Мамертинцы бежали к Мессане, и Гиерон мог бы захватить и ее, но дело в том, что к ослабленным Сиракузам, как всегда, двинулись карфагеняне. Гиерону пришлось вернуться в Сиракузы, чтобы остановить их. Благодарные жители Сиракуз сделали его своим царем, и он правил как Гиерон II (так как первый Гиерон правил этим городом вскоре после битвы при Гимере, двумя веками ранее).

К 265 г. до н. э. он укрепил свою власть и, рассчитывая, что Карфаген на время угомонился, создал большую и хорошо вооруженную армию и подготовил ее к походу на Мессану. Мамертинцы понимали, что нуждаются в помощи, но не знали, как поступить. Некоторым хотелось позвать тех, кто ни разу не потерпел поражения, помогая Сиракузам, то есть карфагенян. Другие, однако, помня об итальянских корнях мамертинцев, предпочитали обратиться к новой великой державе в Италии — Риму.

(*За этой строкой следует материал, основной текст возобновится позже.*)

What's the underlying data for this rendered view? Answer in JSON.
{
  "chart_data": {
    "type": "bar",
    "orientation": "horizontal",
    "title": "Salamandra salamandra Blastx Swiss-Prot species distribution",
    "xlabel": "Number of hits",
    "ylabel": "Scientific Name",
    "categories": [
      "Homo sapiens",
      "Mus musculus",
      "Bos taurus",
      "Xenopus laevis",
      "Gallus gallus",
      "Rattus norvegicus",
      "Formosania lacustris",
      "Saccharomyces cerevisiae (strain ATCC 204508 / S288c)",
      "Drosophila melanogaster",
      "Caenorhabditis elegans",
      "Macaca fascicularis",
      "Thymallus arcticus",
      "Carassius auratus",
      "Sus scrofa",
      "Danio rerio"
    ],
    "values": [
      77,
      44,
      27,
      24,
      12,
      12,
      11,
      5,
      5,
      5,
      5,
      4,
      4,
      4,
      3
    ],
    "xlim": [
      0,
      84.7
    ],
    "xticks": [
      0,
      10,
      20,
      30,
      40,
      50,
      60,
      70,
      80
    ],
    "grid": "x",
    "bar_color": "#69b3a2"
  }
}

В результате победили и те и другие. Мамертинцы направили просьбы о помощи и в Рим, и в Карфаген, и оба города на нее откликнулись. Войска Карфагена вошли в Мессану, чтобы усилить ее обороноспособность против армии Сиракуз, именно в то время, когда римская армия (впервые за всю историю Рима покинувшая территорию Италии) высадилась южнее Мессаны. Гиерон увидел, что римляне ближе, и предложил им сражение. Римляне согласились и нанесли сиракузской армии сокрушительный удар. Вторая попытка Гиерону была не нужна. Он сразу понял, что с римлянами воевать бесполезно, и, будучи не в силах их победить, стал их союзником.

В 263 г. до н. э. он подписал мирный договор с Римом. В оставшийся период своего правления (а оно в целом продолжалось пятьдесят пять лет) он предоставил римлянам и карфагенянам вести все войны. Сам оставался верным союзником Рима, и с ним Сиракузы прожили свой последний период относительной независимости.